Almost all of the elite members of the original wPDI formula appear at the top of the CSW version of the framework. That is hardly a coincidence, as four of the indexes are almost identical.

Andrew Kittredge and Sergio Romo are two relievers that seem to fall from the original list. The key difference can be found in their Outcome B component (out of zone, swung on, contact made). The aforementioned pair excel in generating swings out of the zone, albeit with contact. However, the quality of contact that they induce is superb. Kittredge and Romo sported hard hit contact rates of a 29% and 32% (respectively) in 2019. CSW does not look at any contact scenarios, whereas the original wPDI formula does.

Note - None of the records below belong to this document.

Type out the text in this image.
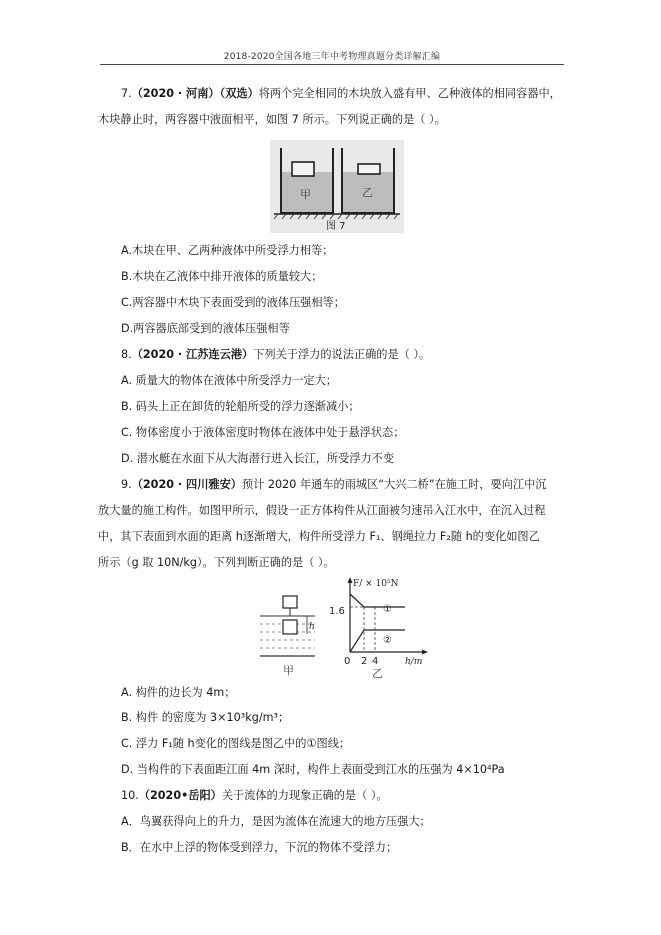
2018-2020全国各地三年中考物理真题分类详解汇编
7.（2020 · 河南）（双选）将两个完全相同的木块放入盛有甲、乙种液体的相同容器中，
木块静止时，两容器中液面相平，如图 7 所示。下列说正确的是（ ）。
甲	乙
图 7
A.木块在甲、乙两种液体中所受浮力相等；
B.木块在乙液体中排开液体的质量较大；
C.两容器中木块下表面受到的液体压强相等；
D.两容器底部受到的液体压强相等
8.（2020 · 江苏连云港）下列关于浮力的说法正确的是（ ）。
A. 质量大的物体在液体中所受浮力一定大；
B. 码头上正在卸货的轮船所受的浮力逐渐减小；
C. 物体密度小于液体密度时物体在液体中处于悬浮状态；
D. 潜水艇在水面下从大海潜行进入长江，所受浮力不变
9.（2020 · 四川雅安）预计 2020 年通车的雨城区“大兴二桥”在施工时，要向江中沉
放大量的施工构件。如图甲所示，假设一正方体构件从江面被匀速吊入江水中，在沉入过程
中，其下表面到水面的距离 h逐渐增大，构件所受浮力 F₁、钢绳拉力 F₂随 h的变化如图乙
所示（g 取 10N/kg）。下列判断正确的是（ ）。
h
甲
F/ × 10⁵N
1.6	①
②
0 2 4	h/m
乙
A. 构件的边长为 4m；
B. 构件 的密度为 3×10³kg/m³；
C. 浮力 F₁随 h变化的图线是图乙中的①图线；
D. 当构件的下表面距江面 4m 深时，构件上表面受到江水的压强为 4×10⁴Pa
10.（2020•岳阳）关于流体的力现象正确的是（ ）。
A．鸟翼获得向上的升力，是因为流体在流速大的地方压强大；
B．在水中上浮的物体受到浮力，下沉的物体不受浮力；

For completion, as far as starting pitchers go – Stephen Strasberg, Zac Gallen and Mike Clevinger are the notable starting pitchers who fall from the original wPDI formula. The reasoning for their departure is in their Component E (in zone, swung on, contact made). The trio excelled at limiting contact in the zone (exceptionally low values of Component E), which was represented as a larger factor in the original formula. CSW does not distinguish between contact in and out of the zone.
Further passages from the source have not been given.